In order to ensure that such a sight is hardly seen anymore, the EU introduced the Supply Chain Due Diligence Act. However, companies were not really in favor of it. Now the European Parliament has voted to significantly weaken it.(Image: Unicef)
In order to ensure that such a sight is hardly seen anymore, the EU introduced the Supply Chain Due Diligence Act. However, companies were not really in favor of it. Now the European Parliament has voted to significantly weaken it.
(Image: Unicef)

The aim of the Supply Chain Due Diligence Act is to strengthen human rights worldwide and, if necessary, hold large companies accountable if they benefit from human rights violations such as child or forced labor. However, the previous demands were sharply criticized, among other things, due to the high bureaucratic effort. It seems there was a realization, as now a clear majority of Members of the European Parliament in Strasbourg has voted for a corresponding compromise that had previously been negotiated by parliamentary and EU state negotiators. The regulations will therefore in the future only apply to a few large companies. The EU states must still officially agree to the amendment, which, however, is considered more of a formality, as further stated.
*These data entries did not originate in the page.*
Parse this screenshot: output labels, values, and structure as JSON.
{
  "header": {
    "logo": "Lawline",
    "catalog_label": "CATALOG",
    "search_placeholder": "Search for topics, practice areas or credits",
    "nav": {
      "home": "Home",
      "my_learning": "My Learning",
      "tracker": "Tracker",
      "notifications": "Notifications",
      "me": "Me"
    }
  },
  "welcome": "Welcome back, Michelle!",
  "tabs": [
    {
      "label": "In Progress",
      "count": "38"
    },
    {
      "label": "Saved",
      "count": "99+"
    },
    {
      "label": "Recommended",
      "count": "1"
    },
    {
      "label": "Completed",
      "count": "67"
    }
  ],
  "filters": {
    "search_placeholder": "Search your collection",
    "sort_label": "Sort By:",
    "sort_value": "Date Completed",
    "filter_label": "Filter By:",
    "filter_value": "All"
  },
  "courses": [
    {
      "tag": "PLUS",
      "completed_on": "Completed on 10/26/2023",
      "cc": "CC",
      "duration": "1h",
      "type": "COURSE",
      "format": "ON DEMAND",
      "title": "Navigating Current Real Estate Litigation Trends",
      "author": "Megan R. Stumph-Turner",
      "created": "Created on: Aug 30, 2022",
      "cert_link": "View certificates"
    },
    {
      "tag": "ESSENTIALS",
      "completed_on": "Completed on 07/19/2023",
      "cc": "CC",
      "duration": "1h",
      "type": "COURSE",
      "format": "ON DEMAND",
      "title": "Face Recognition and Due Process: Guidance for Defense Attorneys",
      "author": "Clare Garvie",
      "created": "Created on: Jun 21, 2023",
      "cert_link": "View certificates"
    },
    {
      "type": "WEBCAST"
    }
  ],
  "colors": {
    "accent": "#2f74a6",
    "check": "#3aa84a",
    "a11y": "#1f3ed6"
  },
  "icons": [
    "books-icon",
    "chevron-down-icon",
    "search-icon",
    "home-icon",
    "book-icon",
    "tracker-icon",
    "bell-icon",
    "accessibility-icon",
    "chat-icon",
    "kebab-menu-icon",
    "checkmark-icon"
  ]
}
Only Relatively Large Companies Are Still Obligated

Specifically, large companies with over 5,000 employees and an annual turnover of at least $1.76 billion will still be affected by the law, as it is reported. Originally, the thresholds were set at 1,000 employees and a turnover limit of $526.5 million. According to information from Jörgen Warborn, the lead negotiator for the EU Parliament, around 85 percent of the companies that were originally subject to the regulations will no longer fall under them. Estimates suggest that around 1,500 companies will still be affected. Under the simplified rules, those who now violate the requirements will not be subject to civil liability at the EU level, which also removes the possibility for victims of human rights violations to file lawsuits. The potential offenders are instead to face a maximum fine of three percent of their global net turnover. Additionally, there will no longer be an obligation to develop action plans for climate targets. Looking back, the political debates on how to proceed were heated. Chancellor Friedrich Merz (Germany) even advocated for abolishing the law entirely.